[T]he fundamental nature of the marriage act, while uniting husband and wife in the closest intimacy, also renders them capable of generating new life—and this as a result of laws written into the actual nature of man and of woman. And if each of these essential qualities, the unitive and the procreative, is preserved, the use of marriage fully retains its sense of true mutual love and its ordination to the supreme responsibility of parenthood to which man is called.
Humanae Vitae, paragraph 12
The sexual relationship between husband and wife expresses their married love by becoming “one body” (Genesis 2:24) and “one flesh” (Mark 10:8, Matthew 19:6). Their sexual union, designed by God, is intended to be both unitive and procreative. Through sexual intimacy, spouses express their love, strengthen their emotional and physical connection, and foster unity. Their marital relationship remains open to the potential for creating new life.
Both aspects are essential; marital love cannot separate the unitive from the procreative aspect.
Use of contraception removes the procreative aspect from marital love.
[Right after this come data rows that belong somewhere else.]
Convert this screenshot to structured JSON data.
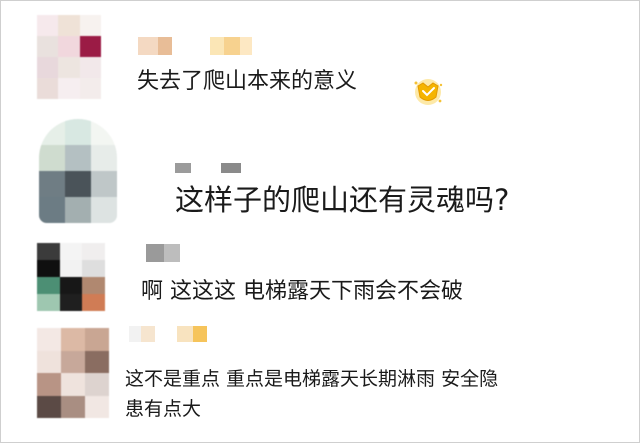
{
  "comments": [
    {
      "text": "失去了爬山本来的意义",
      "avatar_colors": [
        "#f6e9ec",
        "#efe2d7",
        "#f7f2ef",
        "#e9e1de",
        "#f1d7dd",
        "#9b1b45",
        "#e8d8dc",
        "#ede5e0",
        "#f2e8ea",
        "#eadcd9",
        "#f6eef0",
        "#f3eceb"
      ],
      "name_colors": [
        "#f4d9c2",
        "#e8bd97",
        "#ffffff",
        "#ffffff",
        "#fbe6b6",
        "#f7d28f",
        "#fde8c3"
      ],
      "badge": "medal-icon"
    },
    {
      "text": "这样子的爬山还有灵魂吗?",
      "avatar_colors": [
        "#e6efe8",
        "#d8e8e2",
        "#f3f6f2",
        "#cfdccf",
        "#b4c0c2",
        "#e7ece9",
        "#6f7d84",
        "#4a5359",
        "#bfc7c8",
        "#6c7c84",
        "#a3afb0",
        "#dde3e2"
      ],
      "name_colors": [
        "#9b9b9b",
        "#ffffff",
        "#8a8a8a"
      ]
    },
    {
      "text": "啊 这这这 电梯露天下雨会不会破",
      "avatar_colors": [
        "#3b3b3b",
        "#f4f4f4",
        "#f0eeee",
        "#0f0f0f",
        "#f2f2f2",
        "#dedede",
        "#4c8f74",
        "#171717",
        "#b08870",
        "#9ec7b0",
        "#1f1f1f",
        "#d07c55"
      ],
      "name_colors": [
        "#9a9a9a",
        "#bdbdbd",
        "#ffffff"
      ]
    },
    {
      "text_lines": [
        "这不是重点 重点是电梯露天长期淋雨 安全隐",
        "患有点大"
      ],
      "avatar_colors": [
        "#f3e8e4",
        "#dcb9a5",
        "#c9a693",
        "#efe2dc",
        "#c7a89a",
        "#8a6d61",
        "#b89485",
        "#efe3dd",
        "#ddd3cf",
        "#5b4a45",
        "#a98e82",
        "#f1e7e3"
      ],
      "name_colors": [
        "#f2f2f2",
        "#f6e5cf",
        "#ffffff",
        "#f8e3bf",
        "#f6c45b"
      ]
    }
  ]
}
It is like a wife telling her husband “I give all of myself to you except my fertility, ” or a husband saying “I love and accept all of you except your fertility.” By using contraceptive methods, couples place a barrier between themselves, withholding the total gift of self by withholding fertility.
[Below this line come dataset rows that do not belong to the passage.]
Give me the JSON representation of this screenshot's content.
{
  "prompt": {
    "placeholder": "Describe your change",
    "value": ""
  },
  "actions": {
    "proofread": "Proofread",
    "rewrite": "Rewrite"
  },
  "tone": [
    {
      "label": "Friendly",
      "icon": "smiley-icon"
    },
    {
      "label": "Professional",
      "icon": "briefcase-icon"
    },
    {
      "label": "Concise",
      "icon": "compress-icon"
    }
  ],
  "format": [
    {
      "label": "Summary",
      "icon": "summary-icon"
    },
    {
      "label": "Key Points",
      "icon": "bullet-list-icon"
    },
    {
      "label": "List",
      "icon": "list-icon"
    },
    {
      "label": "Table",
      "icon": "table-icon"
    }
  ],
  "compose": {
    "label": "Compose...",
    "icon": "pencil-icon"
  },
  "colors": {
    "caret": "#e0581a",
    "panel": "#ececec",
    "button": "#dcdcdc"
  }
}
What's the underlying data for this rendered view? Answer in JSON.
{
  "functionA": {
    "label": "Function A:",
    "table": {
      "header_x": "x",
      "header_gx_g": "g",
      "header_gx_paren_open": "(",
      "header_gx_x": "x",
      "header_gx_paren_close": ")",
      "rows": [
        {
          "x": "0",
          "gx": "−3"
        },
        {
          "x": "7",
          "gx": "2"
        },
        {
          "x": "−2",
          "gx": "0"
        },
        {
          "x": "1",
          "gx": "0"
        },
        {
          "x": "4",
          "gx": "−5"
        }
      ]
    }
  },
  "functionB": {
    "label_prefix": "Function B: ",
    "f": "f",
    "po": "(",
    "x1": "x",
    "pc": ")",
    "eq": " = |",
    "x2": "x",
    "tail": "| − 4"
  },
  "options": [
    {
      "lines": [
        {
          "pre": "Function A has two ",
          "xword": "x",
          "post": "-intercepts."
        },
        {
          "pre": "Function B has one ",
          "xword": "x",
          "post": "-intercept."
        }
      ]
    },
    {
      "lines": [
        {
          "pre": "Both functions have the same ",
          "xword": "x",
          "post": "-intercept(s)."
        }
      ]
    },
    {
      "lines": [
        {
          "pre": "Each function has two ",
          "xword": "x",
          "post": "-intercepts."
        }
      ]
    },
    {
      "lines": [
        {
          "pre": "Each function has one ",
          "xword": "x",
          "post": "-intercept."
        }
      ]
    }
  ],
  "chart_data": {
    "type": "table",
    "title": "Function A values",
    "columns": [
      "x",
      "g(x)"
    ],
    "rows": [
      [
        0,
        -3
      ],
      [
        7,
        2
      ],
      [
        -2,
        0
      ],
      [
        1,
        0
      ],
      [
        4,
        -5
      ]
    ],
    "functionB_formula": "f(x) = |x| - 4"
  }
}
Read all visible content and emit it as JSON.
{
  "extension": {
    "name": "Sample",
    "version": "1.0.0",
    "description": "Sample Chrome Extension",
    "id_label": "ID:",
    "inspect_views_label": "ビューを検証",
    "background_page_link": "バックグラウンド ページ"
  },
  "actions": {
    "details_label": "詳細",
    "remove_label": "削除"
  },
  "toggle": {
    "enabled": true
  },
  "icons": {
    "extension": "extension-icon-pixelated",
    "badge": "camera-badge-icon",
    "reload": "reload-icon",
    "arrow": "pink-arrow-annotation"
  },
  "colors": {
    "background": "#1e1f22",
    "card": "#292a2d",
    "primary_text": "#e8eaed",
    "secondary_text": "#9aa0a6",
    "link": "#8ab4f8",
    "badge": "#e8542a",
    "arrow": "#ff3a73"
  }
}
On the other hand, Natural Family Planning (NFP) is a system of understanding a couple’s combined fertility, respect the love-giving (unitive) and life-giving (procreative) nature of the sex, supporting God’s design for married love.
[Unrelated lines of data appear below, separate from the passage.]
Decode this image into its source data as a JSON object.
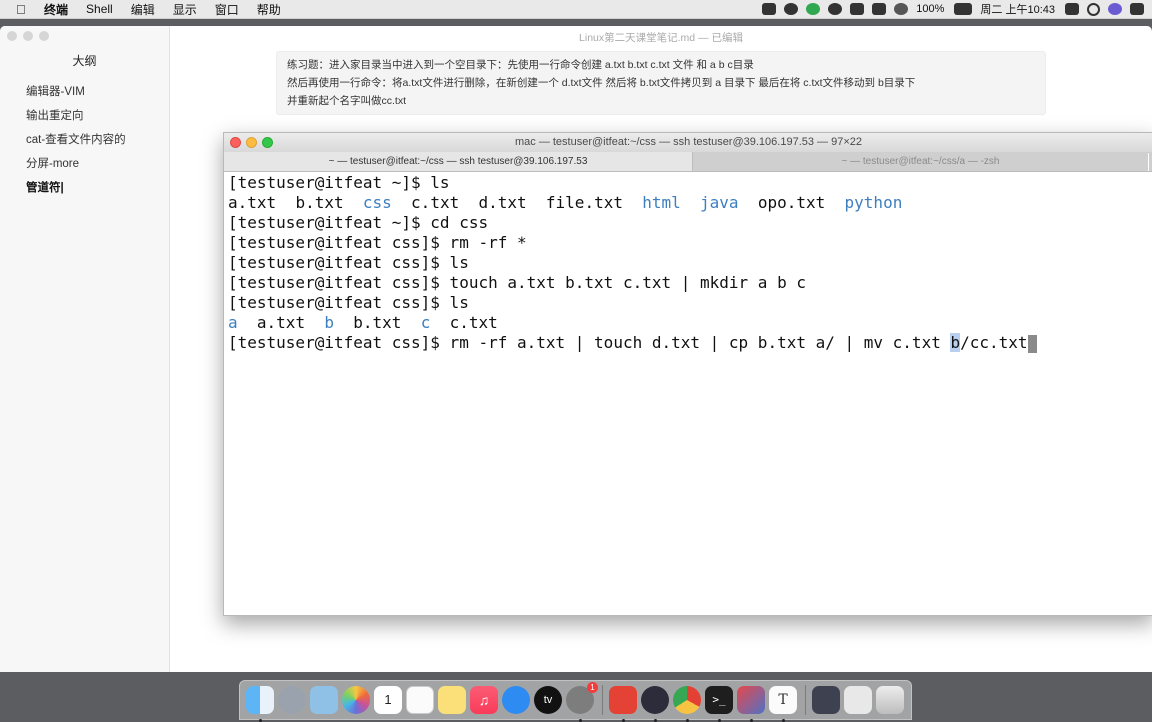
{
  "menubar": {
    "app": "终端",
    "items": [
      "Shell",
      "编辑",
      "显示",
      "窗口",
      "帮助"
    ],
    "battery": "100%",
    "clock": "周二 上午10:43"
  },
  "typora": {
    "title": "Linux第二天课堂笔记.md — 已编辑",
    "outline_heading": "大纲",
    "outline": [
      "编辑器-VIM",
      "输出重定向",
      "cat-查看文件内容的",
      "分屏-more",
      "管道符|"
    ],
    "note_lines": [
      "练习题：进入家目录当中进入到一个空目录下：先使用一行命令创建 a.txt b.txt c.txt 文件 和 a b c目录",
      "然后再使用一行命令：将a.txt文件进行删除，在新创建一个 d.txt文件 然后将 b.txt文件拷贝到 a 目录下 最后在将 c.txt文件移动到 b目录下",
      "并重新起个名字叫做cc.txt"
    ]
  },
  "terminal": {
    "title": "mac — testuser@itfeat:~/css — ssh testuser@39.106.197.53 — 97×22",
    "tabs": [
      "~ — testuser@itfeat:~/css — ssh testuser@39.106.197.53",
      "~ — testuser@itfeat:~/css/a — -zsh"
    ],
    "lines": {
      "l1": "[testuser@itfeat ~]$ ls",
      "l2": [
        {
          "t": "a.txt",
          "c": "plain"
        },
        {
          "t": "  b.txt  ",
          "c": "plain"
        },
        {
          "t": "css",
          "c": "dir"
        },
        {
          "t": "  c.txt  d.txt  file.txt  ",
          "c": "plain"
        },
        {
          "t": "html",
          "c": "dir"
        },
        {
          "t": "  ",
          "c": "plain"
        },
        {
          "t": "java",
          "c": "dir"
        },
        {
          "t": "  opo.txt  ",
          "c": "plain"
        },
        {
          "t": "python",
          "c": "dir"
        }
      ],
      "l3": "[testuser@itfeat ~]$ cd css",
      "l4": "[testuser@itfeat css]$ rm -rf *",
      "l5": "[testuser@itfeat css]$ ls",
      "l6": "[testuser@itfeat css]$ touch a.txt b.txt c.txt | mkdir a b c",
      "l7": "[testuser@itfeat css]$ ls",
      "l8": [
        {
          "t": "a",
          "c": "dir"
        },
        {
          "t": "  a.txt  ",
          "c": "plain"
        },
        {
          "t": "b",
          "c": "dir"
        },
        {
          "t": "  b.txt  ",
          "c": "plain"
        },
        {
          "t": "c",
          "c": "dir"
        },
        {
          "t": "  c.txt",
          "c": "plain"
        }
      ],
      "l9_pre": "[testuser@itfeat css]$ rm -rf a.txt | touch d.txt | cp b.txt a/ | mv c.txt ",
      "l9_sel": "b",
      "l9_post": "/cc.txt"
    }
  },
  "dock": {
    "apps": [
      "finder-icon",
      "launchpad-icon",
      "preview-icon",
      "photos-icon",
      "calendar-icon",
      "notes-icon",
      "stickies-icon",
      "music-icon",
      "safari-icon",
      "appletv-icon",
      "system-preferences-icon"
    ],
    "apps2": [
      "xmind-icon",
      "obs-icon",
      "chrome-icon",
      "terminal-icon",
      "parallels-icon",
      "typora-icon"
    ],
    "calendar_day": "1",
    "prefs_badge": "1"
  }
}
The Catholic Church supports this sacred, dual purpose:
The spouses’ union achieves the twofold end of marriage: the good of the spouses themselves and the transmission of life. These two meanings or values of marriage cannot be separated without altering the couple’s spiritual life and compromising the goods of marriage and the future of the family.
The conjugal love of man and woman thus stands under the twofold obligation of fidelity and fecundity.
Catechism of the Catholic Church, 2nd ed., 2363
Both dimensions—unitive and procreative—are intrinsically good and integral to the act of marriage.